È stato chiamato “abito manifesto” quello che Chiara Ferragni ha indossato al suo debutto al Festival di Sanremo durante l’edizione di quest’anno. È stato chiamato “slogan” il Pensati libera scritto sulla stola indossata dalla co-conduttrice, che la stessa sul suo profilo Instagram ha sintetizzato con l’immagine del graffito, attribuendone la paternità e il credito a Claire Fontaine, da più parti pubblicizzato quale autore dell’idea e dell’opera. Ma lo street artist dichiara: “Nulla di più sbagliato”. 

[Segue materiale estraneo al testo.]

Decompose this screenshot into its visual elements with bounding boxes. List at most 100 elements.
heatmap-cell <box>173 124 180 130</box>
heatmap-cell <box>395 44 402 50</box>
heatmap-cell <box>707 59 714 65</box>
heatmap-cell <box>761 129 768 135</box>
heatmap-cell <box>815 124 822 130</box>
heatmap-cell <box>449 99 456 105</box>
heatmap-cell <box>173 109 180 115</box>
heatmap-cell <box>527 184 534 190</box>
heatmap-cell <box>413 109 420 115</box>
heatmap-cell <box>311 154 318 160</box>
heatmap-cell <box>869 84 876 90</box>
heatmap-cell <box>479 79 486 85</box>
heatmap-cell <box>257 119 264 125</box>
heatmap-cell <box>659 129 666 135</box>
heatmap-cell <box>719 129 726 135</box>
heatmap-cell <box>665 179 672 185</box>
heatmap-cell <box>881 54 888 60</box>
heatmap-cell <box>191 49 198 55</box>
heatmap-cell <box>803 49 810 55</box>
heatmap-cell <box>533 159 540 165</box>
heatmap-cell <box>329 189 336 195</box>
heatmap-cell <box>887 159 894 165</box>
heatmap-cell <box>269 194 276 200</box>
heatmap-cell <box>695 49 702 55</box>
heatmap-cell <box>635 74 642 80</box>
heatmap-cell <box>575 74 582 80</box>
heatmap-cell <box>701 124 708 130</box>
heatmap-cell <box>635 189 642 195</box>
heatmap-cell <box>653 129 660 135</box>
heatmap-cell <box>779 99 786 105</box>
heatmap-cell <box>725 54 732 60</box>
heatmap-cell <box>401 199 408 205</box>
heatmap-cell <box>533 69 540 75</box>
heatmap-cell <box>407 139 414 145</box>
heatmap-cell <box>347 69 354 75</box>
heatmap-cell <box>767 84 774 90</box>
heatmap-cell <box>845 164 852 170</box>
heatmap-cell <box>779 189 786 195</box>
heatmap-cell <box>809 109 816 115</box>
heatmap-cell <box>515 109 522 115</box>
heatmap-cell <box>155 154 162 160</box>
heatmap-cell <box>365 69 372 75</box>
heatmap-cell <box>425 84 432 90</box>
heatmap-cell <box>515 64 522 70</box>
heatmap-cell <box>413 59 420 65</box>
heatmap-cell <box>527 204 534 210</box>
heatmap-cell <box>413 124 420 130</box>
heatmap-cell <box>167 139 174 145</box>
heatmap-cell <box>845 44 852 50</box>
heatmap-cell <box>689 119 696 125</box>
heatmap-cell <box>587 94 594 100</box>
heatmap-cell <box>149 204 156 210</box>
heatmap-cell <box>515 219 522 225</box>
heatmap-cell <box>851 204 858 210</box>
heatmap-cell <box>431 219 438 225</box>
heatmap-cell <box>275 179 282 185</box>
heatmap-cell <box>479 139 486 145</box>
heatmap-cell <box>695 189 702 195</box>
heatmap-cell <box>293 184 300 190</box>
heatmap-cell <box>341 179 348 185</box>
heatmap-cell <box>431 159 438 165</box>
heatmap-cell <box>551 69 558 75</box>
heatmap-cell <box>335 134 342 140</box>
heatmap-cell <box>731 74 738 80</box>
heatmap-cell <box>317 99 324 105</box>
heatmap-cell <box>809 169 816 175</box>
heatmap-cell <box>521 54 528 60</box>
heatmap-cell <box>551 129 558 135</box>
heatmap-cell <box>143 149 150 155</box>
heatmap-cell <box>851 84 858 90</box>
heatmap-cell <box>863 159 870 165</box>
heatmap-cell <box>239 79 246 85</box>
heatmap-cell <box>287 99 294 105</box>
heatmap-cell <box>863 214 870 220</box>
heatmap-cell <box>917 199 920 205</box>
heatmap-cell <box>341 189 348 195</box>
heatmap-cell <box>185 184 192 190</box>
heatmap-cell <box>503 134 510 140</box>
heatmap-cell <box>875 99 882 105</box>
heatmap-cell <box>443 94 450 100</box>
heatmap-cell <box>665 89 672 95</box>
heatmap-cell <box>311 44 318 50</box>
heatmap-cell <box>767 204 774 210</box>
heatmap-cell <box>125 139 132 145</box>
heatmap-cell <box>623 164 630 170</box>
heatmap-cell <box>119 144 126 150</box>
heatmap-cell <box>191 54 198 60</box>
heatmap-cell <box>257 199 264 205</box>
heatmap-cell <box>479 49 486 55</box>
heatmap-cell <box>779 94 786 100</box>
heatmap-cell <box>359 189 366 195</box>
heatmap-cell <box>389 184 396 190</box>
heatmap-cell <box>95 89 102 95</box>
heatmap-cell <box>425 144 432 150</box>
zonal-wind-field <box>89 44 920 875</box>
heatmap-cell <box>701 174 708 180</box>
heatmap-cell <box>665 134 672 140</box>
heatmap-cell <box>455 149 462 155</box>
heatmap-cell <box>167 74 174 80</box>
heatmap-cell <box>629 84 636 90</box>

Spiega che si tratta in realtà di un particolare pensiero già noto nell’ambiente artistico e una firma già riconosciuta dai più, perché presente in diverse città italiane. L’artista, dopo aver chiesto a Chiara Ferragni una rettifica o una precisazione sull’errata attribuzione del pensiero e dell’opera, chiede ai lettori e alla stampa di non indagare sulla sua identità, ancora anonima, per portare avanti il suo messaggio: “L’opera è e deve rimanere solo nelle strade”. 

Il duo Claire Fontaine, a cui è stata attribuita la paternità dell’opera, è in realtà autore soltanto di uno scatto fotografico allo stemma che presenta questa scritta, trovato nel centro storico di Genova, più precisamente in via San Luca, dopo un corteo femminile. I due artisti, appartenenti alla corrente artistica del ready made, non hanno dunque creato, ma soltanto ripreso l’opera, senza però citane l’autore. Da qui dunque è nata l’esigenza da parte di Cicatrici nere di pubblicare un messaggio sul suo profilo social.

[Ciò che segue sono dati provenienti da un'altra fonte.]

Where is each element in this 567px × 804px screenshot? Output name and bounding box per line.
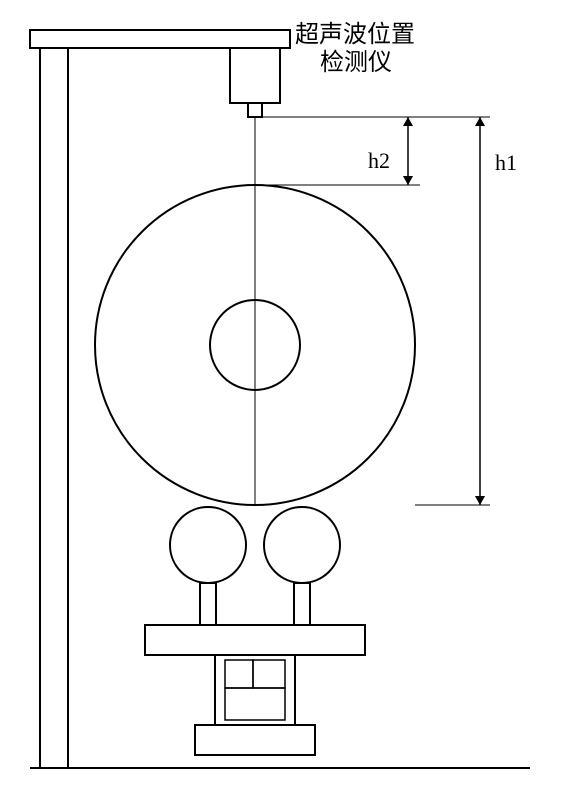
sensor-tip (248, 103, 262, 117)
pedestal-top (145, 625, 365, 655)
roller-post-left (200, 583, 216, 625)
pedestal-inner-c (225, 688, 285, 720)
roller-post-right (294, 583, 310, 625)
support-roller-left (170, 507, 246, 583)
sensor-label-line1: 超声波位置 (295, 21, 415, 48)
pedestal-mid (215, 655, 295, 725)
dim-h1-label: h1 (495, 150, 517, 175)
frame-top-bar (30, 30, 290, 48)
pedestal-inner-a (225, 660, 253, 688)
sensor-label-line2: 检测仪 (320, 49, 392, 76)
support-roller-right (264, 507, 340, 583)
dim-h2-label: h2 (368, 148, 390, 173)
frame-left-column (40, 48, 68, 768)
pedestal-base (195, 725, 315, 755)
pedestal-inner-b (253, 660, 285, 688)
sensor-body (230, 48, 280, 103)
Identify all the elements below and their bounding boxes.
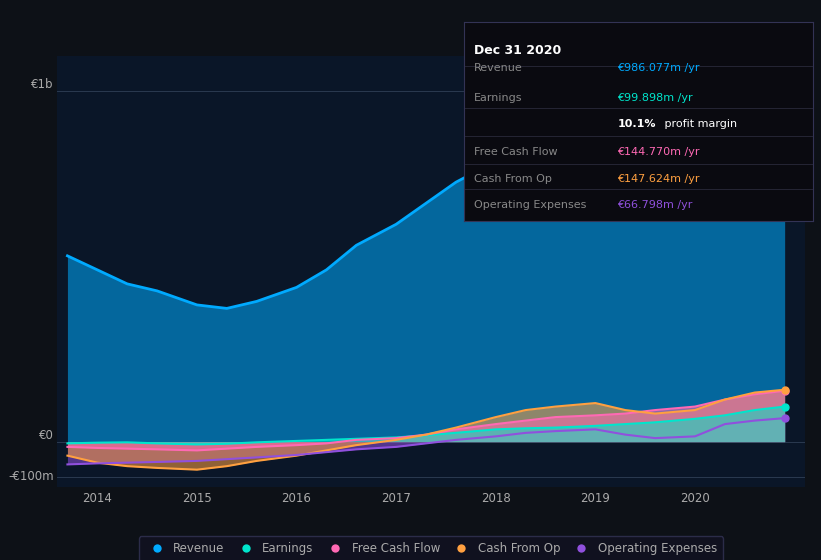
Text: €147.624m /yr: €147.624m /yr — [617, 175, 699, 184]
Text: €1b: €1b — [31, 78, 53, 91]
Text: €66.798m /yr: €66.798m /yr — [617, 200, 693, 211]
Text: €986.077m /yr: €986.077m /yr — [617, 63, 699, 73]
Text: Dec 31 2020: Dec 31 2020 — [475, 44, 562, 57]
Text: Operating Expenses: Operating Expenses — [475, 200, 587, 211]
Text: Revenue: Revenue — [475, 63, 523, 73]
Text: Earnings: Earnings — [475, 93, 523, 103]
Legend: Revenue, Earnings, Free Cash Flow, Cash From Op, Operating Expenses: Revenue, Earnings, Free Cash Flow, Cash … — [139, 536, 723, 560]
Text: profit margin: profit margin — [661, 119, 737, 129]
Text: Cash From Op: Cash From Op — [475, 175, 553, 184]
Text: Free Cash Flow: Free Cash Flow — [475, 147, 558, 157]
Text: €144.770m /yr: €144.770m /yr — [617, 147, 699, 157]
Text: 10.1%: 10.1% — [617, 119, 656, 129]
Text: €0: €0 — [39, 428, 53, 442]
Text: -€100m: -€100m — [8, 470, 53, 483]
Text: €99.898m /yr: €99.898m /yr — [617, 93, 693, 103]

“I fiori che si amano si lasciano dove sono. È stato strappato il mio fiore più bello. Certo è stato mostrato a milioni di persone, ma in una modalità che ricorda gli animali rari rinchiusi in uno zoo: sradicato dal suo reale contesto, ora non può che appassire o venire imbalsamato.
Non si tratta di una banale e volgare rivendicazione di una mia opera, ma di una dichiarazione di indipendenza dall’industria del marketing
Il problema non si pone nell’aver usufruito di una mia creazione, ma sorge dal momento in cui è stata spogliata della sua natura per vestirne un’altra che non la riguarda. Per essere indossato come una pelliccia al fine di innalzare il già vertiginoso status di qualcuno.
Propinata in televisione e masticata a favore di qualsiasi ‘ismo’, anche il più corretto, a pensati libera vengono tagliate le corde vocali.
Pensati libera non porta con sé rivendicazioni, né vuole essere grido di speranza. Al contrario cresce su macerie di sentimenti umani, sui resti di un mondo che non vuole più essere, ma solo apparire.
Perché ho desiderato pensarmi libero? Perché non lo sono”. 

Specifica infine che con queste parole non intende accusare l'influencer o il duo artistico di aver commesso illeciti, né pubblicizzare la paternità o proprietà della sua opera, ma prendere le distanze dalla “mercificazione e snaturalizzazione di un atto di volontà e di libertà” che mai avrebbe voluto divenisse uno slogan, un manifesto o un prodotto da commercializzare.